Isso se torna explícito no disco Where You Live, de 2005, que abre com Change: Se você soubesse que morreria hoje / Se você visse a face de Deus e do amor / Você mudaria?”. O processo para chegar numa resposta aparece em Before Easter: “Vou me esconder / Esconderei-me dEle / Esconderei-me, mas não o pecado / Se Jesus voltar novamente / Eu tenho a vara, a agulha e a garrafa da tristeza / E Jesus, Jesus, Jesus sabe”. Ainda canta sobre ter e não ter medo do Paraíso em Be And Not Be Afraid, mas a resposta mesmo à pergunta de Change veio no seu último disco lançado, em 2008, Our Bright Future, na canção Save Us All: “Eu sei que Jesus me ama / Em meu coração sei que isto é verdade / Sei que o bebê de Maria / Veio ao mundo / Só para me salvar”.

Impossível não lembrar de Crossroads, quando cantava que iria salvar sua alma. Ao que parece, Tracy passou por outras encruzilhadas em sua vida, sempre escolhendo o caminho que leva à salvação. Será por isso que, depois de 2008, nunca mais lançou novo disco, nunca quis entrar em redes sociais, nem celular possui? Mais do que isso. Ela poderia estar imensamente famosa na atualidade, mais do que nunca, pois no jogo reinante do progressismo vigente ela teria uma cartela premiada: afinal, é mulher, negra, seria homossexual, progressista e ativista social.
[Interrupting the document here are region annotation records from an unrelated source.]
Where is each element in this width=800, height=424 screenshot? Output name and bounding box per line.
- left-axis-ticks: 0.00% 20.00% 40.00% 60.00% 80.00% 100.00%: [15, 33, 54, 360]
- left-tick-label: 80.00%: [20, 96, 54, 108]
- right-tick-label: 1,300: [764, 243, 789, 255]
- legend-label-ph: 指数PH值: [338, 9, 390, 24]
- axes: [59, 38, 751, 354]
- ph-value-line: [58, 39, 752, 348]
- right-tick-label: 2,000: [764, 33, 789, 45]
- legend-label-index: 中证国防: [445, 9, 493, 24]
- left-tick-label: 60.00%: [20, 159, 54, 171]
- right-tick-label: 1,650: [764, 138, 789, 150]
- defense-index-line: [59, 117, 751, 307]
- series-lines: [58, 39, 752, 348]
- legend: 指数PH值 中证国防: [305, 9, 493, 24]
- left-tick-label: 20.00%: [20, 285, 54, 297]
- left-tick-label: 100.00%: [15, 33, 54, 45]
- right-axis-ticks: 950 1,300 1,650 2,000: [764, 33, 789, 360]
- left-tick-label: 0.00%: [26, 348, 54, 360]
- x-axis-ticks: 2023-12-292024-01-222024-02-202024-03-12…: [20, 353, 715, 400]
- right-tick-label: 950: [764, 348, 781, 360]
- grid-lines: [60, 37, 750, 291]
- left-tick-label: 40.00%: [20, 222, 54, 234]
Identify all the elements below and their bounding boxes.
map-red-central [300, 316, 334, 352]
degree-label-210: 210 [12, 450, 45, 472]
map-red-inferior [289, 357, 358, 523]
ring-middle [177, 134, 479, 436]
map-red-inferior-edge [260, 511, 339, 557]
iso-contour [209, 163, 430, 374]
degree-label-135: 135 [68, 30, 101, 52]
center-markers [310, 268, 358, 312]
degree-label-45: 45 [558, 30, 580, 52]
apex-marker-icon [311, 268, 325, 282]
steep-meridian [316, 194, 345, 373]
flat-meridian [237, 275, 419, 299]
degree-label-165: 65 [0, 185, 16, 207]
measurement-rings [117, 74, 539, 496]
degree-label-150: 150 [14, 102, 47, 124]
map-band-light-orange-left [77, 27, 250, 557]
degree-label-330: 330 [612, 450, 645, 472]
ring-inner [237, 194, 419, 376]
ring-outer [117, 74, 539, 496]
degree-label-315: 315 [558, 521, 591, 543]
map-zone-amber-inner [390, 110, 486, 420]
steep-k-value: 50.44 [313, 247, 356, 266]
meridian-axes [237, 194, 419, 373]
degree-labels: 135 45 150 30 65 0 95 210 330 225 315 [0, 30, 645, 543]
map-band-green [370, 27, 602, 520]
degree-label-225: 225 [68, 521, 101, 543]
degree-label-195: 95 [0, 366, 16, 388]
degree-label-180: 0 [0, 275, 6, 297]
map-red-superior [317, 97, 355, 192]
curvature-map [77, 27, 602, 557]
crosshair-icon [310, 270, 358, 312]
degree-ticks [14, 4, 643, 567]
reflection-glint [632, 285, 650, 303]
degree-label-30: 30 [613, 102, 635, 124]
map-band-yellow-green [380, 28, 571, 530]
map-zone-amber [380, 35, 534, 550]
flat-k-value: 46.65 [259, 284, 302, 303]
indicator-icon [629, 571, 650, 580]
Certamente ganharia muito destaque por tudo isso, mas nunca o fez, pelo contrário.

Tracy só apareceu novamente em público em raras ocasiões, todas quando quis, por razões pessoais, como na despedida de David Letterman da tevê, em 2015, quando cantou Stand By Me, apenas com seu violão – versão que pode ser escutada em seu disco de hits lançado no mesmo ano de 2015. Voltou a aparecer na tevê quando da eleição presidencial americana de 2020, segurando um cartaz pedindo às pessoas para irem votar e, agora, no Grammy de 2024. Com a viralização do vídeo da apresentação, várias pessoas de São Francisco, onde ela mora, postaram em suas redes sociais o espanto de a conhecerem do dia a dia, vendo-a em padarias, livrarias, nas ruas, mas jamais suspeitando que fosse quem é.

Além da humildade, é preciso destacar sua integridade. Soube também que Chapman não costuma aceitar que suas músicas sejam regravadas ou usadas como samplers em outras canções, tendo inclusive processado uma rapper qualquer por ter feito isso, não só sem autorização, mas com sua expressa recusa. O que desperta outra curiosidade: por que permitiu que Luke Combs gravasse Fast Car? Pelo que se sabe, Tracy exige conhecer primeiro quem faz as solicitações, querendo saber de suas razões para tanto. Luke contou a sua. Na infância, seu pai colocava a música para escutar no carro o tempo todo e, como ele estava fazendo um disco sobre amadurecer, queria gravá-la. Conseguiu não só a autorização, mas o privilégio de ter Tracy ao seu lado no Grammy. Não é uma mulher admirável?